Разместившись кое-как в узком пенале, мы нашли белье и застелили детям койки, и я выглянул в иллюминатор. За стеклом покачивались камыши и полоска песка на другом берегу Шельды. Далее колыхались равнины желтой сухой травы. Погоня опоздала, а может, за нами никто не гнался. Раздался гудок, Анна склонила голову мне на плечо, и так мы вышли в осеннее море.
VI
Следователь вынул из папки анкету и положил ее на стол рядом с опросным листом. Некоторое время он сверял написанное, водил карандашом по строчкам, что-то отчеркивал и в конце концов посмотрел на меня. Затем улыбнулся. Я улыбался в ответ, помня, что все пункты заполнил одинаково что в Антверпене, что полчаса назад, употребив лишь кое-где разные слова. Но под сердцем, конечно, нестерпимо ныло: например, в строке «Социальное происхождение, род занятий родителей» стояло «сторож совхоза, домохозяйка», и если они поднимали для проверки дело отца, то сейчас должны были об этом спросить. Еще больше пугало «В каких лагерях военнопленных были» — я продлил себе срок в Сувалках на полгода, затем поместил себя сразу в Каунас, что выглядело правдоподобно, так как между этими городами было около ста километров; но если они все же достали документы народной армии, то должны задержать меня для выяснения обстоятельств. Конечно, в листе был и вопрос о службе в армии противника, но, к счастью, в формулировке не упоминались национальные формирования, чего я боялся, и поэтому, отвечая «нет», я не врал. Также я надеялся, что если наша народническая эпопея вскроется, то меня как non-combattant определят под надзор или дадут штраф или, может быть, даже условный срок, но все-таки не отправят в Сибирь.
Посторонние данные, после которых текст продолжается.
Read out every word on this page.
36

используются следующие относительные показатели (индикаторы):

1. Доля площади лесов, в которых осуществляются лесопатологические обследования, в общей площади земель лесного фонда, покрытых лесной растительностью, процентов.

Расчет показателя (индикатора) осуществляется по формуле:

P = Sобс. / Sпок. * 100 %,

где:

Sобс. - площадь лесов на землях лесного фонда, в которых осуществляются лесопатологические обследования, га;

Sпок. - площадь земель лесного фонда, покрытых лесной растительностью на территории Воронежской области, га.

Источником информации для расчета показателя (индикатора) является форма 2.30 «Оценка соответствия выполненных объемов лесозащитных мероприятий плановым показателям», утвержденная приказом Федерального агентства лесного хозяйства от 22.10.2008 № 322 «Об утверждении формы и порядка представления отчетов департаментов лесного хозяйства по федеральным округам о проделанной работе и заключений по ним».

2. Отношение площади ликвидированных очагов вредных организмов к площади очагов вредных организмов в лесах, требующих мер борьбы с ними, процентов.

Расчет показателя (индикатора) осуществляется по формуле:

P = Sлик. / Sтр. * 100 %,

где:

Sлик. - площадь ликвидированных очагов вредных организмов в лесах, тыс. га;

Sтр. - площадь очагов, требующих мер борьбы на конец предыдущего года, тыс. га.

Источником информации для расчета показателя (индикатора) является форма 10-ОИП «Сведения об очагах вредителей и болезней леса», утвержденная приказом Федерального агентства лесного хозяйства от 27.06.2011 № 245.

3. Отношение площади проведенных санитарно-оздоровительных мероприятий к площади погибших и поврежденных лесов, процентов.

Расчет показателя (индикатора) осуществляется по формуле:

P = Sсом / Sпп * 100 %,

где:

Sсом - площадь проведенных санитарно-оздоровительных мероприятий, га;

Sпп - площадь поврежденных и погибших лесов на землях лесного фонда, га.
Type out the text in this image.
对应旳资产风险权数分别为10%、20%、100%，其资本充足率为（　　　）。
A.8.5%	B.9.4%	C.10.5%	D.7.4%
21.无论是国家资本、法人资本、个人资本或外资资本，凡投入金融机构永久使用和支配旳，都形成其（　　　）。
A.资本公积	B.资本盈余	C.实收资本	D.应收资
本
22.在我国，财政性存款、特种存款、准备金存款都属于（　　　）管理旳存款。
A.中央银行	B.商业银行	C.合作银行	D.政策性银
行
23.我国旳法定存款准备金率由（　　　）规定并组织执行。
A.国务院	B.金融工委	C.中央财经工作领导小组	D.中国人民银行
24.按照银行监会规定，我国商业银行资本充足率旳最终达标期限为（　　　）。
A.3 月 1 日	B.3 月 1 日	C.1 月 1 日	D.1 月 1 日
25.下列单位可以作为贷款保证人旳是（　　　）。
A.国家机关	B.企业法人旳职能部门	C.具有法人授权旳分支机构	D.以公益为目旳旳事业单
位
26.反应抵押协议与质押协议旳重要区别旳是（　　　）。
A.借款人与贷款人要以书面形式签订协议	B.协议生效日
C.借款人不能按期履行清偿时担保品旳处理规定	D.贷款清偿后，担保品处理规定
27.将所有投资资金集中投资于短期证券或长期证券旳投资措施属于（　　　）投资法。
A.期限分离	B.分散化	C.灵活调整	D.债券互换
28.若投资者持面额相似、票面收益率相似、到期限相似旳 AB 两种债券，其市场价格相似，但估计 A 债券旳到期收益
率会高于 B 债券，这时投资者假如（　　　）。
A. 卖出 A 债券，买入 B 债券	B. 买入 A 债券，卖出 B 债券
В вопросе о репрессиях со стороны немцев я поставил прочерк и об истории с эсэсовцем и допросом Каратовского промолчал. Как лица, способные подтвердить обстоятельства моего плена и пребывания в каунасских фортах, в листе оказались Костя и Полуект, а для Нацвейлера — Радченко и Никулин. Насчет Сувалок я колебался — не писать никого или написать врача Федорова, — и все-таки написал, что все, кого я знал по фамилии, погибли.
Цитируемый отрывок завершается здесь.